A second earth flow began some 300 years ago, over-riding the older material. The younger slide is now 2.5 miles long, with an impressive 100 foot high leading edge, and continues to flow downward as much as 20 feet per year in some areas. This active movement can be seen in the strange angles of the trees, predominantly Engelmann spruce, that struggle to survive in the orange-yellow clay soils.
Because the Earth Flow is so sparsely vegetated, there is considerable sediment erosion, especially from the younger active flow. Most of this material is carried by Slumgullion Creek, which empties into the northeast corner of Lake San Cristobal, creating an expanding delta near the lake outlet. This creek was diverted from the main stem of the Lake Fork below the slide into the lake in the mid 20th century.
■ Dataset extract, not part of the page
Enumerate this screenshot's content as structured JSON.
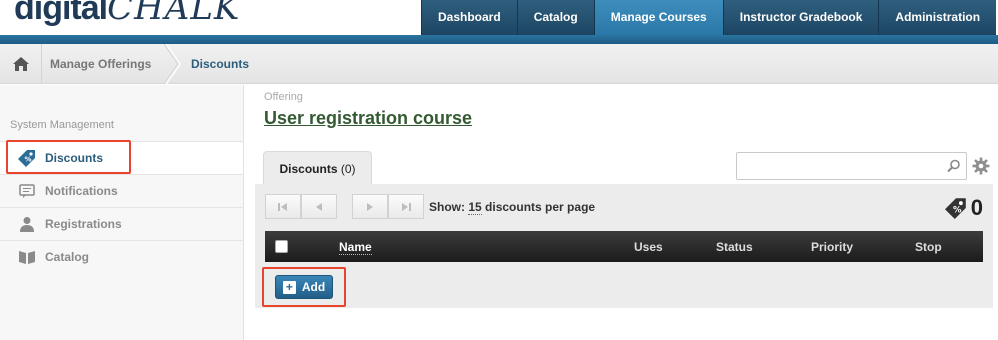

In wet years large amounts of yellow sediment discolor the outlet area, and contribute to the ever growing quantity of sediment in the lake, much of which is high in metals such as arsenic.
The Slumgullion Earth Flow is home to a rare plant, the reflected moonwort (Botrychium echo).
Because of the earth flow’s size, ease of access, and continued active geologic movements, the slide is regularly measured and studied by the United States Geological Survey and academic researchers from around the world.
The National Park Service has designated the Slumgullion Earth Flow as a National Natural Landmark. The Earth Flow is also a designated State Natural Area by the Colorado Park Service’s Natural Area Program and managed as a United States Forest Service Special Interest Area and Bureau of Land Management Area of Critical Environmental Concern.